Australia’s banks are holding out against ASIC’s plans to extend protections for small business in the banking system to groups with debts of as much as $5 million, Australian Banking Association CEO Anna Bligh has revealed.
The ABA wants the limit to be $3 million but Ms Bligh told the banking royal commission on Thursday that her clients, the banks, are “distinctly uncomfortable” about extending it beyond that level.
Smaller banks are especially “uncomfortable” because they have less capacity to deal with the complexity of extending small business protection, she said.
The gap is wider than it appears at first glance because the banks want the $3 million to include the full level of the bank’s lending, whereas the $5 million ASIC is pushing would just be for the loan in question.
Small business loans have more consumer protections attached to them and some disputes involving them can be adjudicated by the Financial Ombudsman Service. Currently the limit for FOS involvement is $2 million in loans, but this will be increased under the new Banking Code of Practice being negotiated between the banks and ASIC.

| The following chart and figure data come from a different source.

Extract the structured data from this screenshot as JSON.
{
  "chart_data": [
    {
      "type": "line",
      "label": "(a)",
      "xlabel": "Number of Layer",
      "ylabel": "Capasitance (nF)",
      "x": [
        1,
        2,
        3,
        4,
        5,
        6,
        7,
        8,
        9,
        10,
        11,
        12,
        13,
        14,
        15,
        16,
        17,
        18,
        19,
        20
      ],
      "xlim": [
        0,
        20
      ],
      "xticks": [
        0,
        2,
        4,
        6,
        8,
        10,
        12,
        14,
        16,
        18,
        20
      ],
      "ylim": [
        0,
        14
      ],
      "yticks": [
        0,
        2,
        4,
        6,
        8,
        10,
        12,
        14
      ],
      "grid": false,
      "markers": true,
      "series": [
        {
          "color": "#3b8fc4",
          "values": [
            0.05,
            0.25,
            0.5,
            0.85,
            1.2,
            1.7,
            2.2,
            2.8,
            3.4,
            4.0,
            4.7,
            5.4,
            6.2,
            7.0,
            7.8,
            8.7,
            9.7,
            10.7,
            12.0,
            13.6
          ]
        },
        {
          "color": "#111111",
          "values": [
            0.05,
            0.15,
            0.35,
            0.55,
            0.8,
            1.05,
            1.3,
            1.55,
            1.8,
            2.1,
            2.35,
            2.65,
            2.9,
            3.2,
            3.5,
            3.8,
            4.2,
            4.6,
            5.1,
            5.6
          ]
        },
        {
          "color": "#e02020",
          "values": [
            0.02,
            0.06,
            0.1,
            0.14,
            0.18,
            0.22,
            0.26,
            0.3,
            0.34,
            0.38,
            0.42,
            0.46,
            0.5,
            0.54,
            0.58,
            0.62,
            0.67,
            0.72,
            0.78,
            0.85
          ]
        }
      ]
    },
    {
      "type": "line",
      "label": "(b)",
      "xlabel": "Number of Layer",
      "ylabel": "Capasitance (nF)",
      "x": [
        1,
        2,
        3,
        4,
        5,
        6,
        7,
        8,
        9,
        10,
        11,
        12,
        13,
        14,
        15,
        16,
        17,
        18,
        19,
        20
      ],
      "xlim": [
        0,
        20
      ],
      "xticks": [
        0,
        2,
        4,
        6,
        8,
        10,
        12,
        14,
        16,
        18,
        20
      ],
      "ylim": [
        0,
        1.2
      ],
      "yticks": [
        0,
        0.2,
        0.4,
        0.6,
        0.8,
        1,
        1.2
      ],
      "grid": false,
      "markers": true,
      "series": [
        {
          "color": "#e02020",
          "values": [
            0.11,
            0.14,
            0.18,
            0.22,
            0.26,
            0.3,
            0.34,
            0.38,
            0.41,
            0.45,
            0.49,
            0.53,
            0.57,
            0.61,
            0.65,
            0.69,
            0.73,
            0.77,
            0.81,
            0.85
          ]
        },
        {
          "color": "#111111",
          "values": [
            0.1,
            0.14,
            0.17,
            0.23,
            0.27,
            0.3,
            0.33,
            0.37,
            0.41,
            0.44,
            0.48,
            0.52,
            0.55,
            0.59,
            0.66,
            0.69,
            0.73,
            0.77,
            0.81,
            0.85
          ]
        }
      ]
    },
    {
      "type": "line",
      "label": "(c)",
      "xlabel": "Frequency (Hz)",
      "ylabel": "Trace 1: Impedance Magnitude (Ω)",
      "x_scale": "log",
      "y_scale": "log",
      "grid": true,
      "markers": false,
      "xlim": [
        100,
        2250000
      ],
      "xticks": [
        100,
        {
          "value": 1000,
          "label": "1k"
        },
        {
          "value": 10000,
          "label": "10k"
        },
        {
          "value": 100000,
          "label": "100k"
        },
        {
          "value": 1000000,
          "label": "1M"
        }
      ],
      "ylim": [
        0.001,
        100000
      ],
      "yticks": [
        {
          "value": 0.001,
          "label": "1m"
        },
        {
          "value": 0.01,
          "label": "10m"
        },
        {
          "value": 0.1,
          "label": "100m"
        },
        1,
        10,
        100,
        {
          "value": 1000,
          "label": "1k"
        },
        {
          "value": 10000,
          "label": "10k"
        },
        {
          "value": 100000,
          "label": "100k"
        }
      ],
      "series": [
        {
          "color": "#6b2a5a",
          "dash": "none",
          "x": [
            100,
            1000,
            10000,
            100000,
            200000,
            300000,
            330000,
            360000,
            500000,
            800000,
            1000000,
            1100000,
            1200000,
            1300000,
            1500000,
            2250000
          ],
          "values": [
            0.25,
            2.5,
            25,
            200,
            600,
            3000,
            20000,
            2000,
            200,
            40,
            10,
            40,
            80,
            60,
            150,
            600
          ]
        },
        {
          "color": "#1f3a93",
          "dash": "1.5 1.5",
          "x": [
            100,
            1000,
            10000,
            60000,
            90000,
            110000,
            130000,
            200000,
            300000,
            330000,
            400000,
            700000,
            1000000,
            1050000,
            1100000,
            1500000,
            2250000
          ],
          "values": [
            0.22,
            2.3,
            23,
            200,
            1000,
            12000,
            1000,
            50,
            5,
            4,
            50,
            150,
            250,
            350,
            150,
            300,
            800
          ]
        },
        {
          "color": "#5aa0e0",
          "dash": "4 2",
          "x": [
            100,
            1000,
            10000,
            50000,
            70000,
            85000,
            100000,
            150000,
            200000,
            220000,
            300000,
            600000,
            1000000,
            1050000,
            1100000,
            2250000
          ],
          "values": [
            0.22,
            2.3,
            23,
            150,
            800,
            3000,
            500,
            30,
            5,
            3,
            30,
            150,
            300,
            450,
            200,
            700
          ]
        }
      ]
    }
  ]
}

For unfair contracts legislation to apply the current limit is $1 million and the banks are willing to take this to $3 million. But the $5 million aimed at by regulators is making the banks feel “cautious and wary”, Ms Bligh said.
The $5 million limit would change the banking dynamic in favour of some businesses who are able to fend for themselves, she said.
“What this does is shift some of the risk from the customer to the bank,” Ms Bligh said.
“Banks are of the view … that once a business gets into the $4 million and $5 million category … they’re more likely to be of a more sophisticated nature.”
There was danger in the proposed higher limit for small, or “junior” banks, she said. Some of the smaller banks have loan books that are predominately made up of loans below $5 million.
Were the higher limits to apply to them then the majority of their loans would be covered by the consumer legislation that would create extra complexity in dealing with their customers and planning, she said.
That will also worsen their position relative to the major banks who have proportionally far fewer loans in the small business category.
Earlier in this round of hearings the man asked to review the code for the ABA, Philip Khoury, told the commission he thought the $5 million threshold was reasonable.
“For most of the loans below $5 million we found that they were really aimed at the unsophisticated small business,” Mr Khoury said.
“It doesn’t take very long, looking at examples of small business loan files, to see that the zeros can come on quite quickly without changing whether a small business is a sophisticated operation or not.”
The code cannot be introduced until there is agreement between the two. Ms Bligh said the ABA had backed off in discussions over the new code and would come to a position after the “current hearings on small business” were completed by the royal commission this Friday.
ACCC manager of enforcement Scott Gregson also addressed the commission on the issue of unfair contracts. He said new legislation introduced in November 2015 was now being enforced. For the first year of its application the ACCC took a more educative role, explaining to companies how it should be applied.